This for-expression loops over the values returned by the four generators:

Scala REPL
scala> for {
   x <- a
   y <- b
   z <- c
   w <- d
} println(w)

Because b is of type None, the for-loop short-circuits when evaluating the generators, which causes the remaining generators (c and d) to be ignored, and the body of the for-loop is not evaluated, so nothing is printed.

A guard can also be used to short-circuit a for-expression. Collections such as List are different from Option, Try and Future, in that they can contain multiple values. When a generator that returns a collection monad short-circuits, only the one loop is affected and the generator fetches the next value, if any, from the collection. In this example, the first generator short-circuits when count has odd values.

Scala REPL
scala> for {
   count  <- List(1, 2, 3, 4) if count%2==0
   string <- List("a", "b", "c")
 } println(string * count)
aa
bb
cc
aaaa
bbbb
cccc 

Extraction

Multiple assignment is possible using extractors. This example shows how two temporary immutable variables (x and y) are assigned values from the tuples stored in the List.

Scala REPL
scala> for { (x, y) <- List((2, 3), (4, 5), (6, 7)) } yield x*y
res1: List[Int] = List(6, 20, 42) 

Exercise – Indexing Into a 2D Array

You can index into a 2D array easily using multiple generators. Here is how to create an array containing only zero values:

Scala REPL
scala> val array = Array.ofDim[Int](3, 4)
array: Array[Array[Int]] = Array(Array(0, 0, 0, 0), Array(0, 0, 0, 0), Array(0, 0, 0, 0)) 

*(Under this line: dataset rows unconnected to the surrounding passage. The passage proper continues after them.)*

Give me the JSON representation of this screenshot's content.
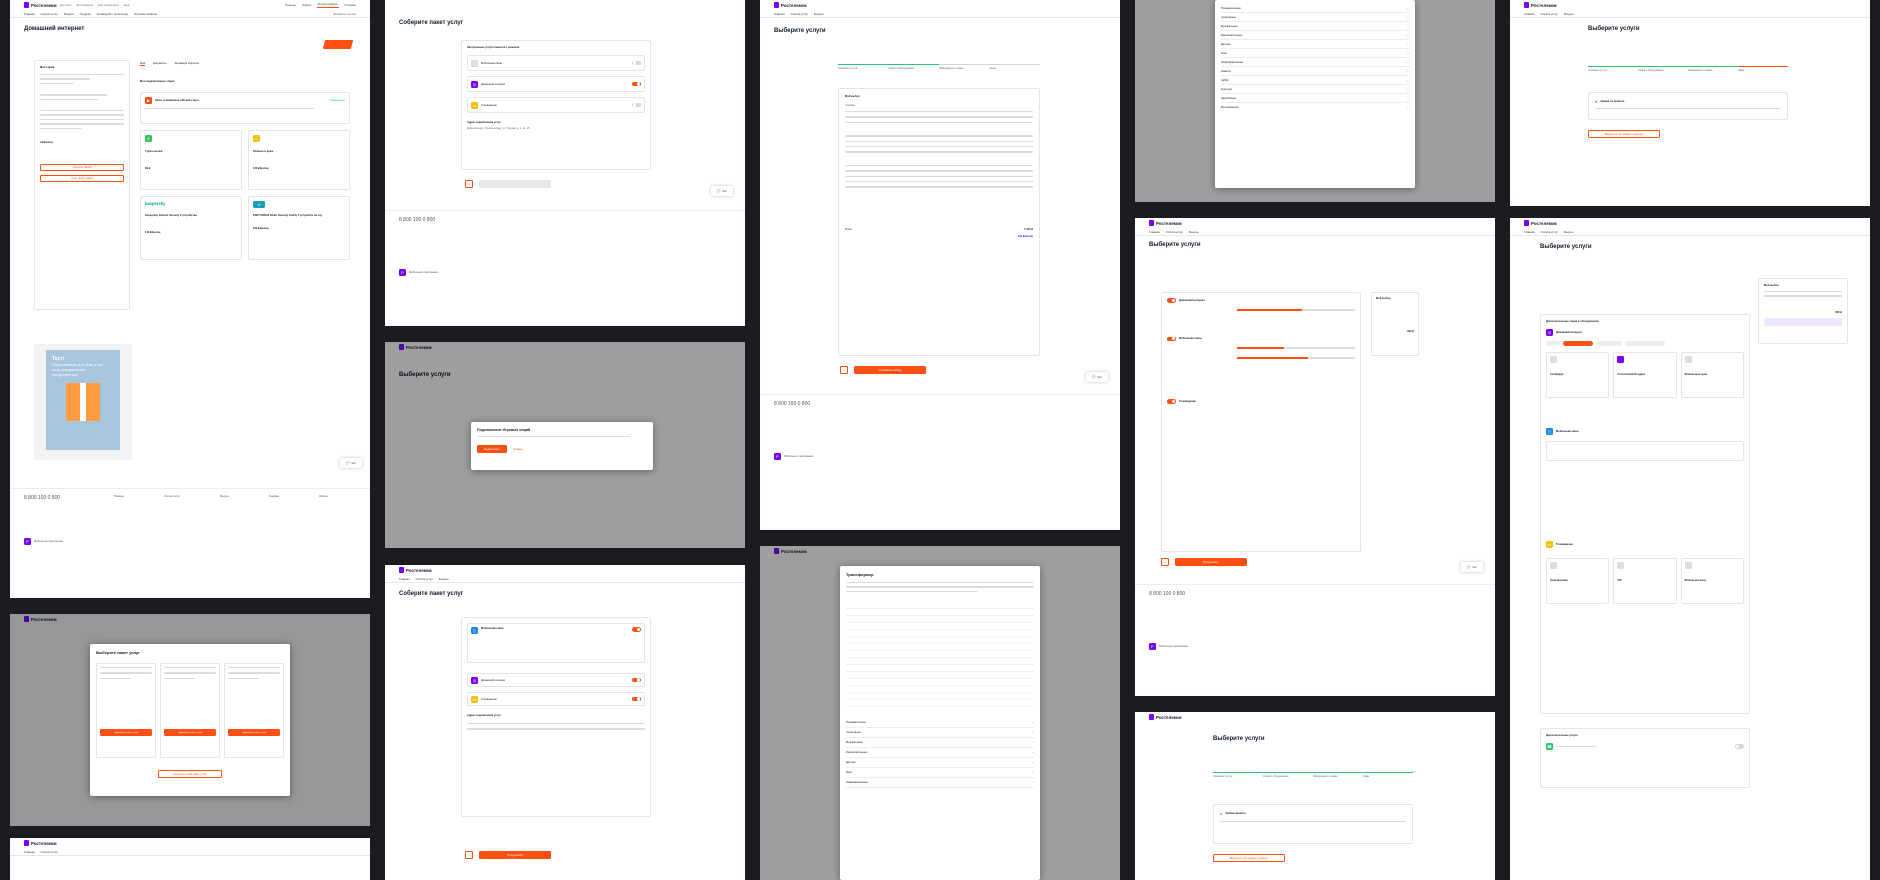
{
  "brand": {
    "name": "Ростелеком",
    "accent": "#ff4f12",
    "purple": "#7700ff",
    "green": "#28c76f"
  },
  "header": {
    "nav": [
      "Для себя",
      "Для бизнеса",
      "Для операторов",
      "Ещё"
    ],
    "right": [
      "Помощь",
      "Офисы",
      "Личный кабинет",
      "Kontaktы"
    ],
    "tabs": [
      "Главная",
      "Оплата услуг",
      "Бонусы",
      "Подарки",
      "Активируйте промокоды",
      "Игровые сервисы"
    ],
    "region": "Выберите регион"
  },
  "frame1": {
    "title": "Домашний интернет",
    "my_tariff": "Мой тариф",
    "sub_tabs": [
      "Моё",
      "Документы",
      "Активация подписок"
    ],
    "options_title": "Мои подключённые опции",
    "packet_title": "Пакет телеканалов «Лёгкий старт»",
    "packet_status": "Подключено",
    "turbo": "Турбо-кнопка",
    "child": "Ребёнок в доме",
    "price1": "90 ₽",
    "price2": "100 ₽/месяц",
    "kaspersky_brand": "kaspersky",
    "kaspersky_title": "Kaspersky Internet Security 2 устройства",
    "kaspersky_price": "149 ₽/месяц",
    "eset_title": "ESET NOD32 Smart Security Family 5 устройств на год",
    "eset_price": "180 ₽/месяц",
    "change_btn": "Сменить тариф",
    "more_btn": "Хочу такой тариф",
    "ad_lines": [
      "Тест!",
      "Персонально для Вас у нас",
      "есть специальное",
      "предложение!"
    ],
    "limit": "0 ₽/месяц"
  },
  "frame2": {
    "title": "Соберите пакет услуг",
    "subtitle": "Настроенные услуги пакетного решения",
    "items": [
      "Мобильная связь",
      "Домашний интернет",
      "Телевидение"
    ],
    "address_title": "Адрес подключения услуг",
    "address": "Калининград, г Калининград, ул. Горная, д. 1, кв. 15"
  },
  "frame3": {
    "title": "Выберите услуги",
    "steps": [
      "Основные услуги",
      "Опции и оборудование",
      "Информация о заявке",
      "Заказ"
    ],
    "choice_title": "Мой выбор",
    "rate_label": "Тарифы",
    "total_label": "Итого",
    "total_old": "1 500 ₽",
    "total": "400 ₽/месяц",
    "submit": "Отправить заявку"
  },
  "frame4_list": [
    "Познавательное",
    "Спортивные",
    "Музыкальные",
    "Развлекательные",
    "Детские",
    "Кино",
    "Информационные",
    "Новости",
    "Хобби",
    "Культура",
    "Зарубежные",
    "Региональные"
  ],
  "frame5": {
    "title": "Выберите услуги",
    "error_title": "Заявка не принята",
    "back_btn": "Вернуться на главную страницу"
  },
  "modal_games": {
    "title": "Подключение Игровых опций",
    "ok": "Подключить",
    "cancel": "Отмена"
  },
  "modal_packs": {
    "title": "Выберите пакет услуг",
    "btn": "Подключить пакет услуг",
    "custom": "Настроить свой пакет услуг"
  },
  "transformer": {
    "title": "Трансформер",
    "rows": [
      "Познавательное",
      "Спортивные",
      "Музыкальные",
      "Развлекательные",
      "Детские",
      "Кино",
      "Информационные"
    ]
  },
  "accepted": {
    "title": "Выберите услуги",
    "msg": "Заявка принята",
    "btn": "Вернуться на главную страницу"
  },
  "right_big": {
    "title": "Выберите услуги",
    "section": "Дополнительные опции и оборудование",
    "choice": "Мой выбор",
    "sum": "600 ₽",
    "mobile": "Мобильная связь",
    "tv": "Телевидение",
    "extra": "Дополнительные услуги",
    "tiles": [
      "Антивирус",
      "Статический IP-адрес",
      "Мобильные игры"
    ],
    "tv_tiles": [
      "Трансформер",
      "VIP",
      "Мобильное кино"
    ]
  },
  "frame_mid": {
    "title": "Выберите услуги",
    "services": [
      "Домашний интернет",
      "Мобильная связь",
      "Телевидение"
    ],
    "sum": "600 ₽",
    "btn": "Продолжить"
  },
  "footer": {
    "phone": "8 800 100 0 800",
    "cols": [
      "Помощь",
      "Оплата услуг",
      "Бонусы",
      "Тарифы",
      "Офисы"
    ],
    "app": "Мобильное приложение",
    "chat": "Чат"
  }
}
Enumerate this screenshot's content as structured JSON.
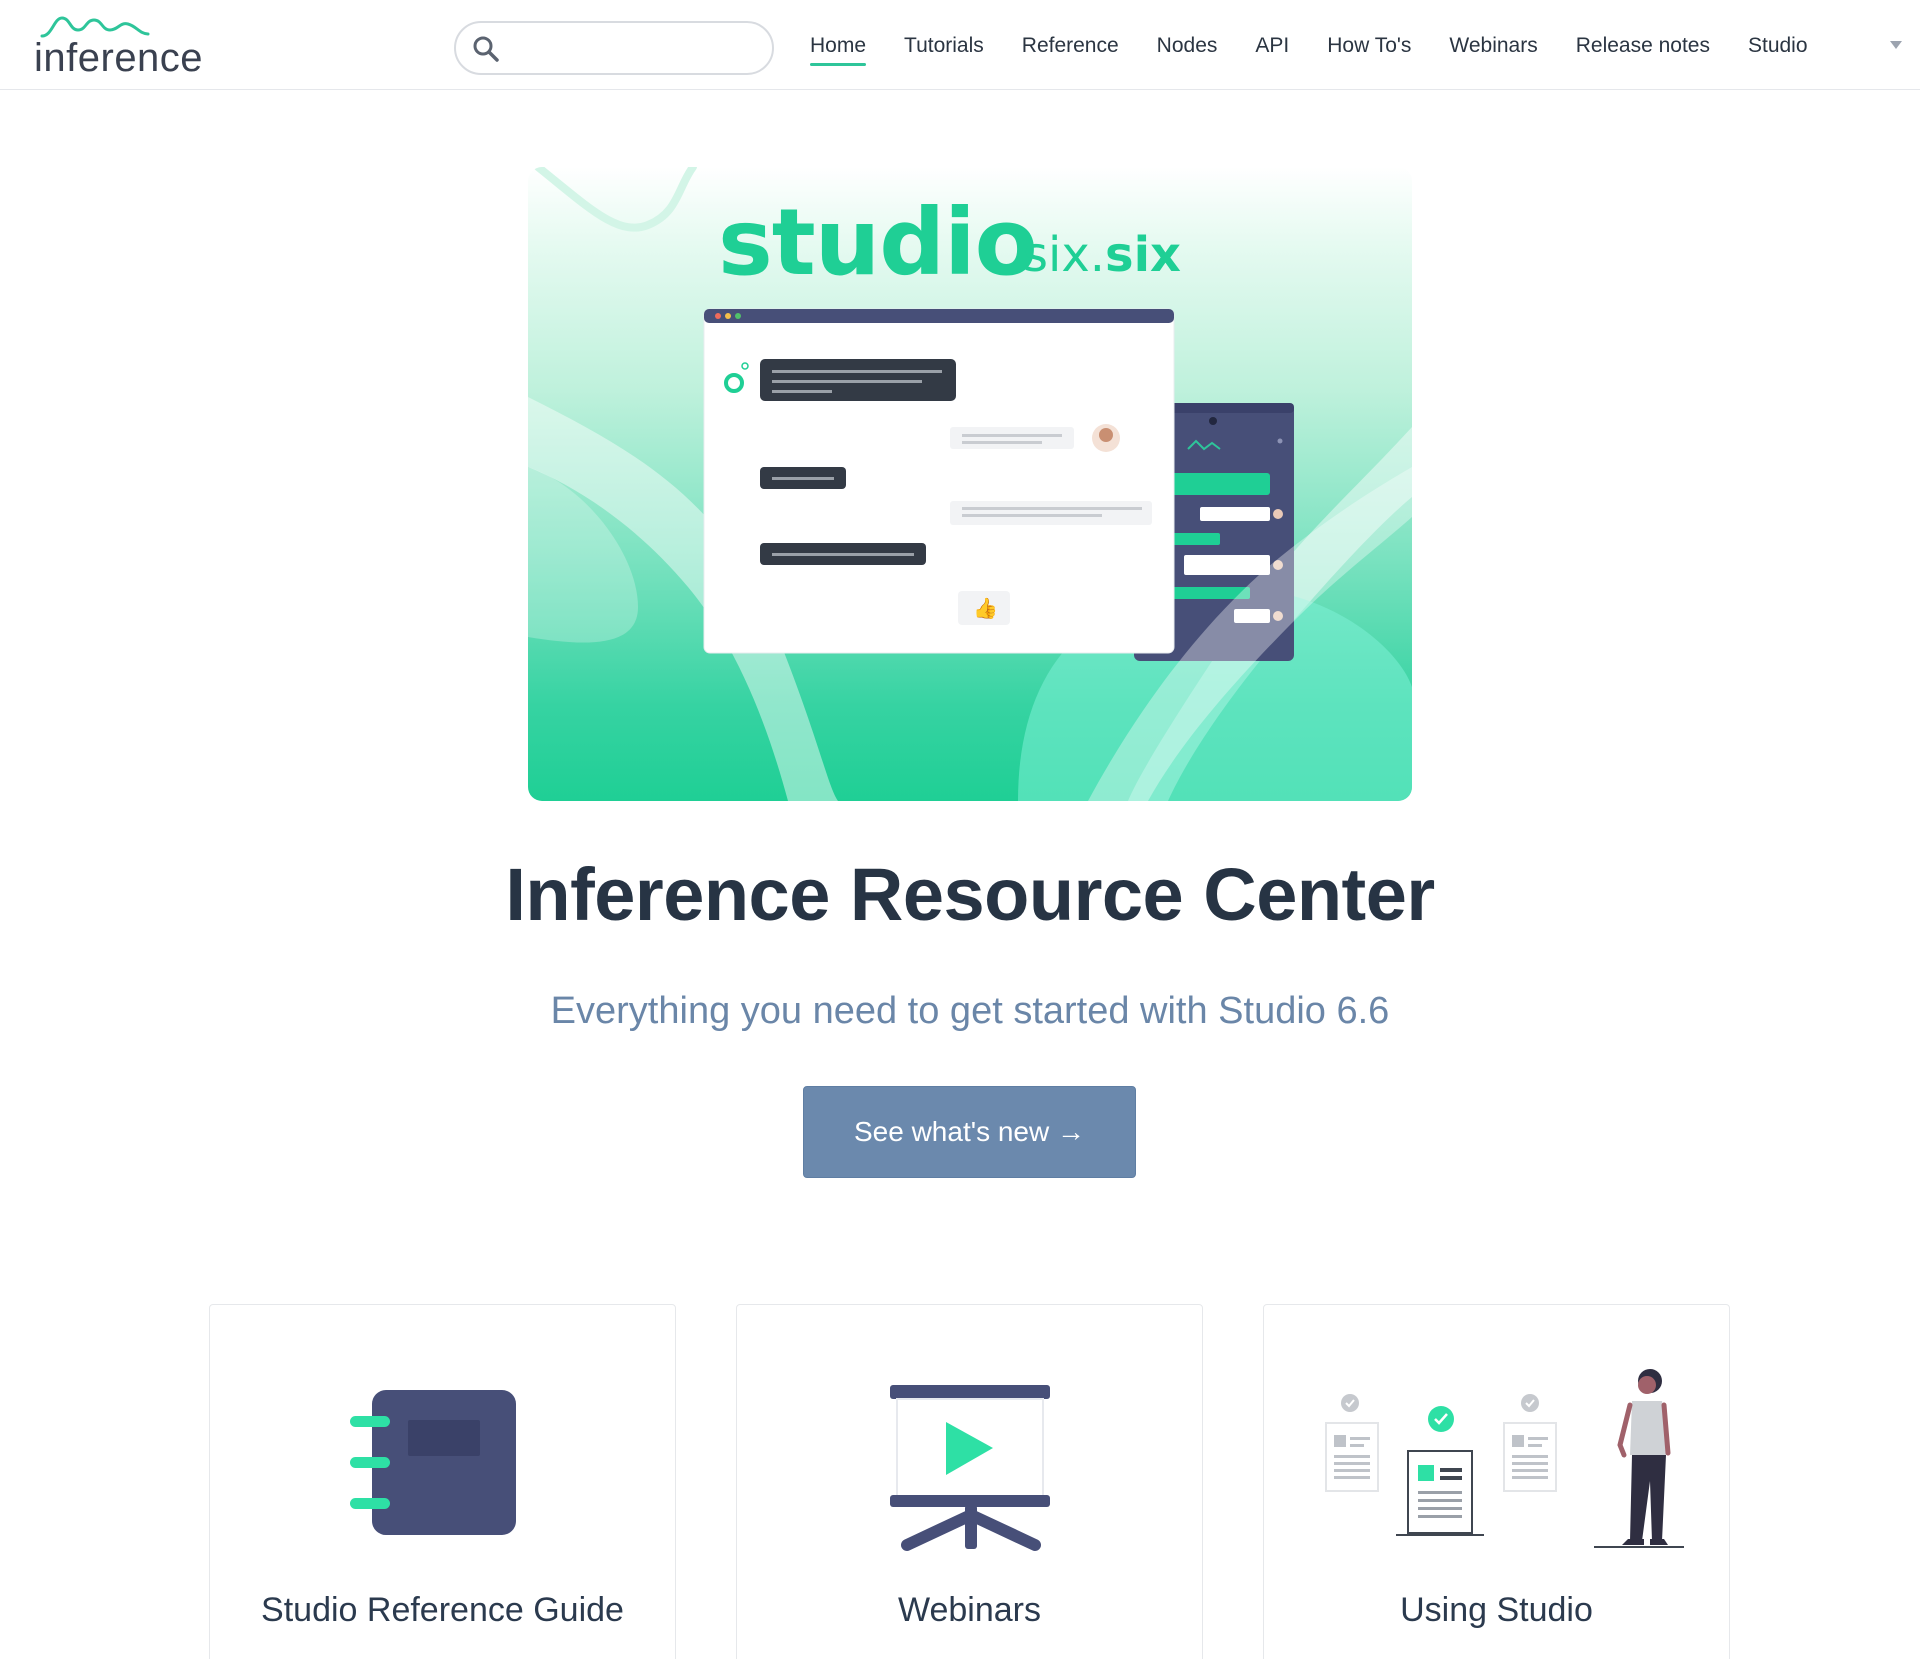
{
  "header": {
    "logo_text": "inference",
    "search": {
      "placeholder": "",
      "value": ""
    },
    "nav": [
      {
        "label": "Home",
        "active": true
      },
      {
        "label": "Tutorials"
      },
      {
        "label": "Reference"
      },
      {
        "label": "Nodes"
      },
      {
        "label": "API"
      },
      {
        "label": "How To's"
      },
      {
        "label": "Webinars"
      },
      {
        "label": "Release notes"
      },
      {
        "label": "Studio"
      }
    ]
  },
  "hero": {
    "title": "studio",
    "version_prefix": "six.",
    "version_suffix": "six"
  },
  "main": {
    "title": "Inference Resource Center",
    "subtitle": "Everything you need to get started with Studio 6.6",
    "cta_label": "See what's new →"
  },
  "cards": [
    {
      "title": "Studio Reference Guide",
      "icon": "notebook-icon"
    },
    {
      "title": "Webinars",
      "icon": "presentation-play-icon"
    },
    {
      "title": "Using Studio",
      "icon": "person-documents-icon"
    }
  ],
  "colors": {
    "accent": "#2ec59a",
    "brand_green": "#1fcf95",
    "cta": "#6b89ad",
    "navy": "#474f78",
    "text_dark": "#273444",
    "subtitle": "#6a86a8"
  }
}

Your task is to assign these values to the array and print them out.

Desired output
2, 4, 6, 8
4, 8, 12, 16
6, 12, 18, 24

Hints:

  • A row of a two-dimensional Array is a one-dimensional Array.
  • The range of row indices can be generated from array.indices.
  • The range of column indices can be generated from array.head.indices.
  • Generate indices called row and column.
  • Access elements of the array as array(row)(column).
  • Compute the value of each element of the array as (row+1) * 2*(column+1).

Solution

Scala REPL
scala> for {
     |   row    <- array.indices
     |   column <- array.head.indices
     | } array(row)(column) = (row+1) * 2*(column+1)

You can print out the array using a for-loop:

Scala REPL
scala> for { row <- array } println(row.mkString(", "))
2, 4, 6, 8
4, 8, 12, 16
6, 12, 18, 24 

We first saw Iterator.mkString in the Collections Overview lecture.

... or you can print out the array using foreach:

Scala REPL
scala> array.foreach(row => println(row.mkString(", ")))
2, 4, 6, 8
4, 8, 12, 16
6, 12, 18, 24 

You can run this solution by typing:

Shell
$ sbt "runMain solutions.TwoD"

Idioms

Default Value Idiom

This is my name for the Scala idiom; I am unaware of a generally accepted name for this idiom. The Default Value Idiom is useful when writing for-loops and for-comprehensions where the generator must provide a default value for values that would otherwise be filtered out. An example, using Option, should help make this clear.

Scala REPL
scala> def shout(maybeName: Option[String]): Unit =
   for {
     name <- maybeName.orElse(Some("UNKNOWN NAME"))
   } println(name.toUpperCase)
shout: (maybeName: Option[String])Unit
scala>
shout(Some("Chloe")) CHLOE
scala>
shout(None) UNKNOWN NAME

You can use this idiom with many types of monads and monadic-like containers, such as Try and Future.

Discarded Value Idiom

This is my name for this Scala idiom; I am unaware of a generally accepted name for this idiom. The discarded value idiom is useful for debugging. It has a dark side, in that it could be used for changing state in another scope as a side effect. We’ll look at both the good and evil sides of this idiom.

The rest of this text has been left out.